With all of the stories covering CPS’ challenging year, it would be easy to forget how hard Chicago’s education professionals have been working to keep our children moving forward, and the successes they’ve achieved.
For those of you following public education in Chicago: It’s time for some good news.
Paul Zavitkovsky, a UIC researcher with Chicago’s Center for Urban Education Leadership, co-authored a study with Steven Tozer, looking back at 15 years of test scores – not rates of improvement, but actual scores.
They found when you compare students of similar socio-economic backgrounds in and out of CPS, students in the district outscore their counterparts in the rest of the state.
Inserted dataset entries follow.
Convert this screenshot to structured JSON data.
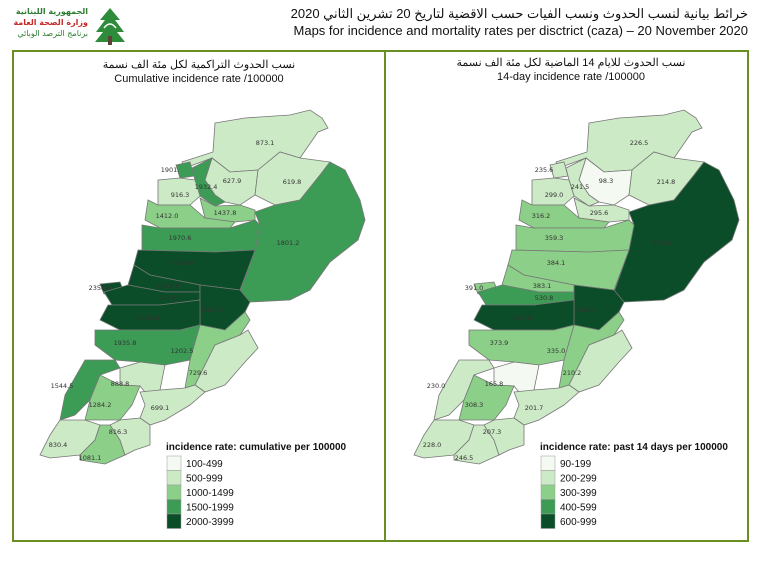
{
  "logo": {
    "line1": "الجمهورية اللبنانية",
    "line2": "وزارة الصحة العامة",
    "line3": "برنامج الترصد الوبائي"
  },
  "header": {
    "title_ar": "خرائط بيانية لنسب الحدوث ونسب الفيات حسب الاقضية لتاريخ 20 تشرين الثاني 2020",
    "title_en": "Maps for incidence and mortality rates per disctrict (caza) – 20 November 2020"
  },
  "maps": [
    {
      "title_ar": "نسب الحدوث التراكمية لكل مئة الف نسمة",
      "title_en": "Cumulative incidence rate /100000",
      "legend_title": "incidence rate: cumulative per 100000",
      "bins": [
        {
          "label": "100-499",
          "min": 100,
          "max": 499,
          "color": "#f4faf2"
        },
        {
          "label": "500-999",
          "min": 500,
          "max": 999,
          "color": "#cdeac6"
        },
        {
          "label": "1000-1499",
          "min": 1000,
          "max": 1499,
          "color": "#8ccf88"
        },
        {
          "label": "1500-1999",
          "min": 1500,
          "max": 1999,
          "color": "#3c9c55"
        },
        {
          "label": "2000-3999",
          "min": 2000,
          "max": 3999,
          "color": "#0b4d28"
        }
      ],
      "values": [
        "873.1",
        "627.9",
        "619.8",
        "1801.2",
        "1901.",
        "1932.4",
        "916.3",
        "1437.8",
        "1412.0",
        "1970.6",
        "2199.6",
        "2022.5",
        "2358.0",
        "2418.7",
        "2301.2",
        "2688.6",
        "1935.8",
        "1202.5",
        "729.6",
        "1544.5",
        "888.8",
        "1284.2",
        "699.1",
        "830.4",
        "1081.1",
        "816.3"
      ]
    },
    {
      "title_ar": "نسب الحدوث للايام 14 الماضية لكل مئة الف نسمة",
      "title_en": "14-day incidence rate /100000",
      "legend_title": "incidence rate: past 14 days per 100000",
      "bins": [
        {
          "label": "90-199",
          "min": 90,
          "max": 199,
          "color": "#f4faf2"
        },
        {
          "label": "200-299",
          "min": 200,
          "max": 299,
          "color": "#cdeac6"
        },
        {
          "label": "300-399",
          "min": 300,
          "max": 399,
          "color": "#8ccf88"
        },
        {
          "label": "400-599",
          "min": 400,
          "max": 599,
          "color": "#3c9c55"
        },
        {
          "label": "600-999",
          "min": 600,
          "max": 999,
          "color": "#0b4d28"
        }
      ],
      "values": [
        "226.5",
        "98.3",
        "214.8",
        "803.6",
        "235.6",
        "241.5",
        "299.0",
        "295.6",
        "316.2",
        "359.3",
        "384.1",
        "383.1",
        "391.0",
        "530.8",
        "632.5",
        "867.8",
        "373.9",
        "335.0",
        "210.2",
        "230.0",
        "165.8",
        "308.3",
        "201.7",
        "228.0",
        "246.5",
        "207.3"
      ]
    }
  ]
}
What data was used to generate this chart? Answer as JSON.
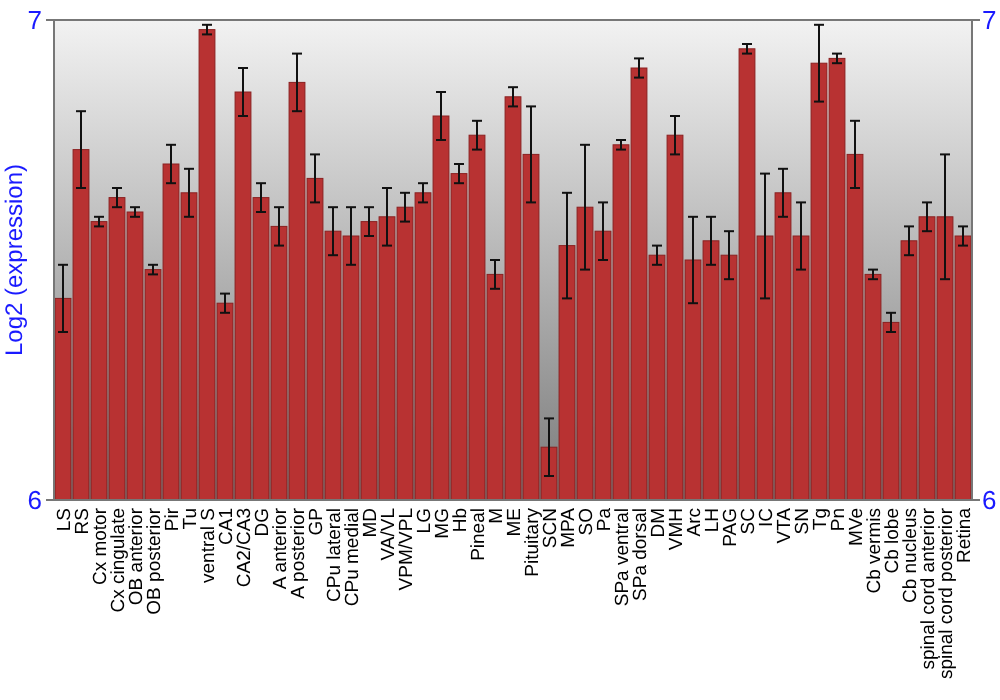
{
  "chart_data": {
    "type": "bar",
    "ylabel": "Log2 (expression)",
    "categories": [
      "LS",
      "RS",
      "Cx motor",
      "Cx cingulate",
      "OB anterior",
      "OB posterior",
      "Pir",
      "Tu",
      "ventral S",
      "CA1",
      "CA2/CA3",
      "DG",
      "A anterior",
      "A posterior",
      "GP",
      "CPu lateral",
      "CPu medial",
      "MD",
      "VA/VL",
      "VPM/VPL",
      "LG",
      "MG",
      "Hb",
      "Pineal",
      "M",
      "ME",
      "Pituitary",
      "SCN",
      "MPA",
      "SO",
      "Pa",
      "SPa ventral",
      "SPa dorsal",
      "DM",
      "VMH",
      "Arc",
      "LH",
      "PAG",
      "SC",
      "IC",
      "VTA",
      "SN",
      "Tg",
      "Pn",
      "MVe",
      "Cb vermis",
      "Cb lobe",
      "Cb nucleus",
      "spinal cord anterior",
      "spinal cord posterior",
      "Retina"
    ],
    "values": [
      6.42,
      6.73,
      6.58,
      6.63,
      6.6,
      6.48,
      6.7,
      6.64,
      6.98,
      6.41,
      6.85,
      6.63,
      6.57,
      6.87,
      6.67,
      6.56,
      6.55,
      6.58,
      6.59,
      6.61,
      6.64,
      6.8,
      6.68,
      6.76,
      6.47,
      6.84,
      6.72,
      6.11,
      6.53,
      6.61,
      6.56,
      6.74,
      6.9,
      6.51,
      6.76,
      6.5,
      6.54,
      6.51,
      6.94,
      6.55,
      6.64,
      6.55,
      6.91,
      6.92,
      6.72,
      6.47,
      6.37,
      6.54,
      6.59,
      6.59,
      6.55
    ],
    "errors": [
      0.07,
      0.08,
      0.01,
      0.02,
      0.01,
      0.01,
      0.04,
      0.05,
      0.01,
      0.02,
      0.05,
      0.03,
      0.04,
      0.06,
      0.05,
      0.05,
      0.06,
      0.03,
      0.06,
      0.03,
      0.02,
      0.05,
      0.02,
      0.03,
      0.03,
      0.02,
      0.1,
      0.06,
      0.11,
      0.13,
      0.06,
      0.01,
      0.02,
      0.02,
      0.04,
      0.09,
      0.05,
      0.05,
      0.01,
      0.13,
      0.05,
      0.07,
      0.08,
      0.01,
      0.07,
      0.01,
      0.02,
      0.03,
      0.03,
      0.13,
      0.02
    ],
    "color": "#b83232",
    "ylim": [
      6,
      7
    ],
    "yticks": [
      6,
      7
    ],
    "y2lim": [
      6,
      7
    ],
    "y2ticks": [
      6,
      7
    ]
  }
}
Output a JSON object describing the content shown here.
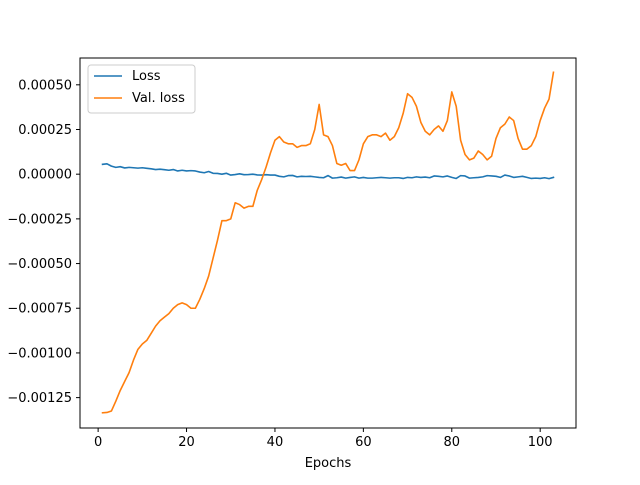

Source: University of Illinois at Chicago. Scores are for 3rd grade reading, though researchers say scores for other grades and subjects show a similar pattern. Numbers represent the percentage of students scoring at or above the statewide median score on the PARCC reading exam in 2016. Students learning English were omitted from this data.
Image source: WBEZ
In a recent WBEZ story, Zavitkovsky notes: “You name the subgroup, and kids in Chicago are doing substantially better than other Illinois kids outside the city.”
While the study and WBEZ’s coverage mention a number of demographic factors at play here – similar studies returning the same observations have convinced many former skeptics of CPS. The numbers and the outcomes we see for students add up to what many in Chicago already know – the hard work from our principals, teachers and parents are making CPS better, every day.
Chief Education Officer Dr. Janice Jackson thinks CPS’ partnerships with universities to identify problems, as well as increased accountability from schools, has been helpful.
Poverty continues to be a major factor in the scores in and out of CPS, with many districts downstate seeing more impoverished students, and poor students from all backgrounds testing poorly, regardless of district – though, as Dr. Jackson has pointed out, Chicago has had to deal with overcoming those economic disadvantages longer than many other areas, and is perhaps better suited to dealing with those challenges.
We know this good news only illustrates how much farther we have to go – and how much work principals both in and out of TFC have ahead of them. But we’ll continue our support of our friends and fellows – the hardworking principals of Chicago Public Schools – because they believe in our teachers and schoolchildren, and we believe in them.
And as the numbers show: Our belief, and their efforts, are paying off.